Polska gazeta przyczyną politycznej burzy w Szkocji
Ukazanie się w Szkocji pierwszego numeru
dwujęzycznej polsko-angielskiej "Gazety z Highland" wywołało
polityczną burzę; opozycyjna partia nacjonalistyczna SNP
oskarżyła pismo o polityczną stronniczość i nierzetelne
wydatkowanie publicznych pieniędzy.
11.03.2007 | aktual.: 30.07.2007 12:57
Bezpłatna "Gazeta z Highland" (dosł. gazeta ze szkockich gór) jest adresowana do rosnącej liczby polskich imigrantów. Wydawcą pisma, którego pierwszy numer ukazał się w nakładzie pięciu tys. egzemplarzy, jest tygodnik "Northern Times".
Politycy Szkockiej Partii Narodowej (SNP), w tym lokalny poseł Fergus Ewing, skrytykowali gazetę za wyraźne prolaburzystowskie sympatie polityczne; wskazują, iż autorami trzech artykułów są politycy rządzącej Partii Pracy, w tym pierwszy minister autonomicznego rządu szkockiego Jack McConnell oraz że pierwszy numer zawiera adresy kontaktowe jedynie Partii Pracy. Ponadto - jak twierdzą - na zainaugurowanie publikacji przeznaczono trzy tys. funtów z funduszy publicznych.
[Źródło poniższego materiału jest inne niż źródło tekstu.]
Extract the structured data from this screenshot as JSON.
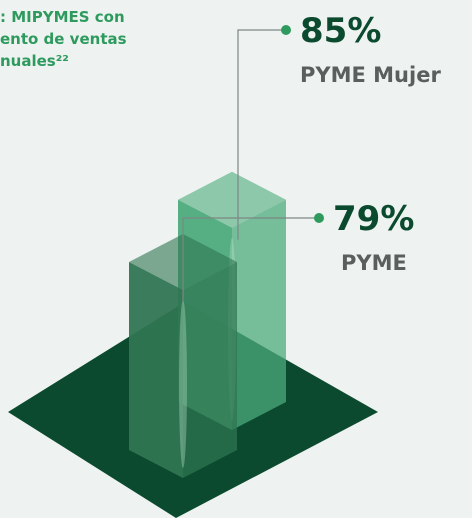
{
  "chart_data": {
    "type": "bar3d",
    "title_lines": [
      ": MIPYMES con",
      "ento de ventas",
      "nuales²²"
    ],
    "categories": [
      "PYME Mujer",
      "PYME"
    ],
    "values": [
      85,
      79
    ],
    "value_labels": [
      "85%",
      "79%"
    ],
    "colors": [
      "#4dab7c",
      "#2f7552"
    ]
  }
}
Wszystko to dzieje się na mniej niż trzy miesiące przed wyborami regionalnymi w Szkocji, w których Polacy mają prawo uczestniczyć, jeśli się zarejestrują do 18 kwietnia. W okręgach, w których w poprzednich wyborach zwycięzca przeszedł niewielką przewagą głosów, polscy imigranci mogą teraz przesądzić o wyniku.
Szkoccy nacjonaliści, którzy z uwagi na niepopularność brytyjskiego premiera Tony'ego Blaira i jego Partii Pracy obiecują sobie po majowych wyborach dobry wynik, od pewnego już czasu starają się dotrzeć do polskich imigrantów z ulotkami w języku polskim.
Gazeta (z Highland) skierowana do Polaków w Szkocji nie daje im rzetelnego obrazu życia politycznego w nowym kraju zamieszkania. Wielu Polaków wyjeżdżało z ojczyzny, bo nie chciało żyć w systemie jednopartyjnym, a teraz na podstawie lektury Gazety nabiorą przekonania, iż takim jednopartyjnym krajem jest także Szkocja - powiedział dziennikarzom poseł Ewing reprezentujący okręg wschodniego Inverness, Nairn i Lochaber.
Wydawca "Gazety z Highland" Alison Cameron odpiera te zarzuty wskazując, iż laburzystowscy politycy, których teksty ukazały się w pierwszym numerze mają silne związki z górskim rejonem Szkocji i to one zadecydowały o tym, że redakcja zleciła im napisanie tekstów.